Some writers have suggested[2] that the epipubic bones are a part of a kinetic link stretching from the femur on one side, to the ribs on the opposite side. This linkage is formed by a series of muscles: Each epipubic bone is connected to the femur by the pectineus muscle, and to the ribs and vertebrae by the pyramidalis, rectus abdominis, and external and internal obliques.
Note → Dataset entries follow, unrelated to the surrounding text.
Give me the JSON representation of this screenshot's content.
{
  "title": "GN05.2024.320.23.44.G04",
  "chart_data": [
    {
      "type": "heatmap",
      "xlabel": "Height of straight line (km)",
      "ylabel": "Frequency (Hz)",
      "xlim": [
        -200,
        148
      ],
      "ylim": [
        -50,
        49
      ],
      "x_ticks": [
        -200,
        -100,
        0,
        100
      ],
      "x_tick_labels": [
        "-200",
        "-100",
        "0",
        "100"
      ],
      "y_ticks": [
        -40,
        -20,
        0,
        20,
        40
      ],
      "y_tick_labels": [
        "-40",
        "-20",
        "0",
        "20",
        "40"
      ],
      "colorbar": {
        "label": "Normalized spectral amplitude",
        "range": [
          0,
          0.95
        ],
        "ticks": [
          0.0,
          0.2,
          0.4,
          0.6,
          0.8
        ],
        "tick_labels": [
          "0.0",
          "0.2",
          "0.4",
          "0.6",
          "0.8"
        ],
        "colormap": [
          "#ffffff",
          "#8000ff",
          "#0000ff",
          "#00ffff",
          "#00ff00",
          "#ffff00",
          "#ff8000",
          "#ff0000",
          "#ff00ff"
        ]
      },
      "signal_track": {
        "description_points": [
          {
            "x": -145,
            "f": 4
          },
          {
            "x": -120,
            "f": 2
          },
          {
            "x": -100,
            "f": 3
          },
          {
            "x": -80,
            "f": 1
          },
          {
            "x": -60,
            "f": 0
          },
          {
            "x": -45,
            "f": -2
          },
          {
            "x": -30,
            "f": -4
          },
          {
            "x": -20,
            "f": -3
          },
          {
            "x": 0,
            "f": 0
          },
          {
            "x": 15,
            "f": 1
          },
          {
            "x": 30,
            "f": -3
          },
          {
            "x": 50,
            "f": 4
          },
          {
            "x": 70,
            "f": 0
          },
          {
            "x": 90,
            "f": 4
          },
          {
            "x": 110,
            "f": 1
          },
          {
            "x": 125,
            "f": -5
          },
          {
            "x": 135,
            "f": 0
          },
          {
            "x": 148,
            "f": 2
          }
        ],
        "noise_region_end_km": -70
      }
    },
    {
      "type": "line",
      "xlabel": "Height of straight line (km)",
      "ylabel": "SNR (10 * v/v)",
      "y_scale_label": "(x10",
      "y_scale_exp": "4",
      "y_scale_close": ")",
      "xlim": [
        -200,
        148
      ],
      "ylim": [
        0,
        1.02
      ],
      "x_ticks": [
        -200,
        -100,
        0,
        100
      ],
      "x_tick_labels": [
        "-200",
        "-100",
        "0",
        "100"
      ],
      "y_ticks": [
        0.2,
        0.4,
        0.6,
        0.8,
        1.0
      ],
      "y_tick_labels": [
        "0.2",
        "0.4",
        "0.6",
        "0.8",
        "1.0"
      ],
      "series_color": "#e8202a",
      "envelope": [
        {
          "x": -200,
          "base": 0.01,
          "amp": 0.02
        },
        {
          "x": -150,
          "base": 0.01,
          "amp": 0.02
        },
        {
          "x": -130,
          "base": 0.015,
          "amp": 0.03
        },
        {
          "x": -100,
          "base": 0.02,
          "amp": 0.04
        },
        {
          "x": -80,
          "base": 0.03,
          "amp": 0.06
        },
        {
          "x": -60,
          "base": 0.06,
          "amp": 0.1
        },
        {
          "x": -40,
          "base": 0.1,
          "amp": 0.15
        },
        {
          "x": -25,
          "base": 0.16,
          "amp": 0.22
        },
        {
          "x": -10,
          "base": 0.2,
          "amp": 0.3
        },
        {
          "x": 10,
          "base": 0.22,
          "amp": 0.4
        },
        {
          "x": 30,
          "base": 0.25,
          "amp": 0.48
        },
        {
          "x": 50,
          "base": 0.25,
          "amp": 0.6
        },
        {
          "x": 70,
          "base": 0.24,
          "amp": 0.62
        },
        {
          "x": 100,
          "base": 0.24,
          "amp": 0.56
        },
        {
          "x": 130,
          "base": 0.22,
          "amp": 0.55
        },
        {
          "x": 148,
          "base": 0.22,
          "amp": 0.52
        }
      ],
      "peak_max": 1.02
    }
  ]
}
According to this hypothesis, the epipubic bones act as levers to stiffen the trunk during locomotion, and aid in breathing.[3] Others have suggested that epipubic bones may constrain asymmetrical gaits, although this appears not to be the case.[4]
Only placentals, and possibly the early mammaliformes Megazostrodon and Erythrotherium, lack them;[5] in thylacines and sparassodonts, they appear to have become primarily cartilaginous and the osseous element has become strongly reduced or even absent.[6] [7]
Trichosurus mimicked placentals in shifting hypaxial muscles attachment sites from the epipubic to the pelvis, losing the respiratory benefits (see below), but otherwise retains large epipubics.[8] Epipubic bones show sexual size dimorphism.[9]
In modern marsupials, the epipubic bones are often called "marsupial bones" because they support the mother's pouch ("marsupium" is Latin for "pouch"), but their presence on other groups of mammals indicates that this was not their original function, which some researchers think was to assist locomotion by supporting some of the muscles that flex the thigh.[10]
Placentals are the only mammal lineage that lacks epipubic bones, and this absence has been considered to be correlated to the development of the placenta itself; epipubic bones stiffen the torso, preventing the expansion necessary for prolonged pregnancy.[11] This however apparently did not prevent large litter sizes; Kayentatherium is now known to have given birth to litters of 38 undeveloped young, a considerably higher number than living monotremes or marsupials.[12] However, vestiges of the epipubic bone may survive in a common placental characteristic, the baculum.[13]
Additionally, the capacity for epipubic bones to prevent long term pregnancies has been debated in a 2022 study on multituberculates, which proved that they were capable of producing young as developed as those of placentals despite their epipubics.[14]